Conchiglie, cani, gabbiani, mare, nebbia, paura, fulmini, saette, scogli, novembre, apnea, fuoco, notte, perline, onde sinusoidali, esplosioni, ricordi, nulla, Linosa, Europa.

Il mare è solo uno dei temi. I titoli descrivono il contenuto della traccia, circa. Ti portano anche da un’altra parte rispetto ai suoni, innescando davvero pensieri paralleli a quelli innescati dai suoni. Insomma, occupano il loro posto. E così questo disco di suoni diventa anche un disco di parole, soprattutto scritte, perchè la densità di quelle dette è molto bassa. Ma, alla fine di tutto, a essere più importanti sono le immagini. Ogni elemento di Ricordo quasi tutto contribuisce a generarne alcune: molti dei suoni scelti sono così definiti e riconoscibili che generano per forza delle immagini, le parole dei titoli fanno lo stesso effetto, i ricordi sono fatti di immagini di per se stessi. E le immagini a cui si ricollegano suoni e parole sono uguali per tutti, i ricordi sono diversi da persona a persona. La cosa fighissima è che questo disco dice alcune cose universali e altre personali, e lo fa con un metodo di comunicare solo suo, in un messaggio che diventa unico e differente allo stesso tempo e che si nutre prima di suoni, poi di parole e alla fine anche di immagini.
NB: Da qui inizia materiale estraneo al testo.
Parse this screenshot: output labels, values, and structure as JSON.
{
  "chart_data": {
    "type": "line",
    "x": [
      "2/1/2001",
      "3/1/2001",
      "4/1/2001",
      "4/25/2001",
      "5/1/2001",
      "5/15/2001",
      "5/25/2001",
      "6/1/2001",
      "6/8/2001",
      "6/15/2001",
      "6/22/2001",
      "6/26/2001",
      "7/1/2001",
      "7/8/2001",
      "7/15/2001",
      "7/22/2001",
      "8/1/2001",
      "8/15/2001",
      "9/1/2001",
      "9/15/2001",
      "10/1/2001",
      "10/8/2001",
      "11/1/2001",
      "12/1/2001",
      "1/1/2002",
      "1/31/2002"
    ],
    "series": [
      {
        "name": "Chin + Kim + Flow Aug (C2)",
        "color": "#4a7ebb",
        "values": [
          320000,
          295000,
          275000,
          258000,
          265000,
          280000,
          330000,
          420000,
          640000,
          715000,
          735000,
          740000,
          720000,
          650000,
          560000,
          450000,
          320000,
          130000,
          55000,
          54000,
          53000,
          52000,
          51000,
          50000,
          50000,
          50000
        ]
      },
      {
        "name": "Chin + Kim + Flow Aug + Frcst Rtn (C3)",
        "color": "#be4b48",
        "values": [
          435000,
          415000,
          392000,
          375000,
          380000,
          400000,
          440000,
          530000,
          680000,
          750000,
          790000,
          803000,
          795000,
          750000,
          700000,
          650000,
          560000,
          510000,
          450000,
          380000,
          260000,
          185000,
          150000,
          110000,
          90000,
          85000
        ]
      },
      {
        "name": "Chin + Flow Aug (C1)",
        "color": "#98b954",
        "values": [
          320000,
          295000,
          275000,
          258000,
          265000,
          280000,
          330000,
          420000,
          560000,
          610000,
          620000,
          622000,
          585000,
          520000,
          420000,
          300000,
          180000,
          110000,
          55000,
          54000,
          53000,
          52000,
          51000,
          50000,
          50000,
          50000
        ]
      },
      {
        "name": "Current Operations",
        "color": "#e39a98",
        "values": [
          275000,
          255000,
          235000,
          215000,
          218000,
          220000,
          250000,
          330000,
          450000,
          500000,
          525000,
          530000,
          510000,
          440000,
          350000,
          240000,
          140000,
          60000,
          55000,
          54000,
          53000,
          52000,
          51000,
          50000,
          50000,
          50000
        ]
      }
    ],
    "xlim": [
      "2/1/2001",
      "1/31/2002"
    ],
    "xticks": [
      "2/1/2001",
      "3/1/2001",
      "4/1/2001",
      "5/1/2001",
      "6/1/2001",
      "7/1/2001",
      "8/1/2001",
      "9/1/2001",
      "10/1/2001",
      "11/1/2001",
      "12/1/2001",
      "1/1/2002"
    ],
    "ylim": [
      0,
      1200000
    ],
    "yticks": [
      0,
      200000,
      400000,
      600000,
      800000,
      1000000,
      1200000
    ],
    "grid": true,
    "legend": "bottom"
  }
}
Sarebbe interessante chiedere a uno di, non so, Milano, uno che non conosce bene il mare, che effetto gli fa ascoltare Ricordo quasi tutto. Tutti i dischi suscitano impressioni diverse in ognuno di noi, ma questo è fatto di immagini legate a un immaginario preciso, che fa o non fa parte di te. Per un milanese, Ricordo quasi tutto potrebbe non significare nulla, o essere un mondo nuovo, ricollegabile magari solo a un’estate di qualche anno fa in cui è venuto in villeggiatura. Lo stesso vale per l’ospedale. Tutti siamo andati in ospedale, ma non tutti ci siamo andati con quella frequenza (Onde sinusoidali, esplosioni e inutili ricordi fa sentire tutto il peso del rituale quotidiano del ricovero). Come in pochi altri dischi, il cambiamento del punto di vista cambia moltissimo l’impressione di chi ascolta.

Lo scopo del disco, quindi, potrebbe essere creare delle immagini. Se fosse vero, tutto tornerebbe, perché la fotografia è il campo in cui Zanni è più prolifico. Alcune delle immagini create da Ricordo quasi tutto potrebbero essere per esempio le foto che pubblica come @fulminiesaette su Instagràm. Ricordo quasi tutto passa da essere un disco di suoni, e quindi tutto tranne che concreto, a un disco tanto concreto da richiamare foto che esistono già.

Esce l’8 marzo per Bronson Recordings.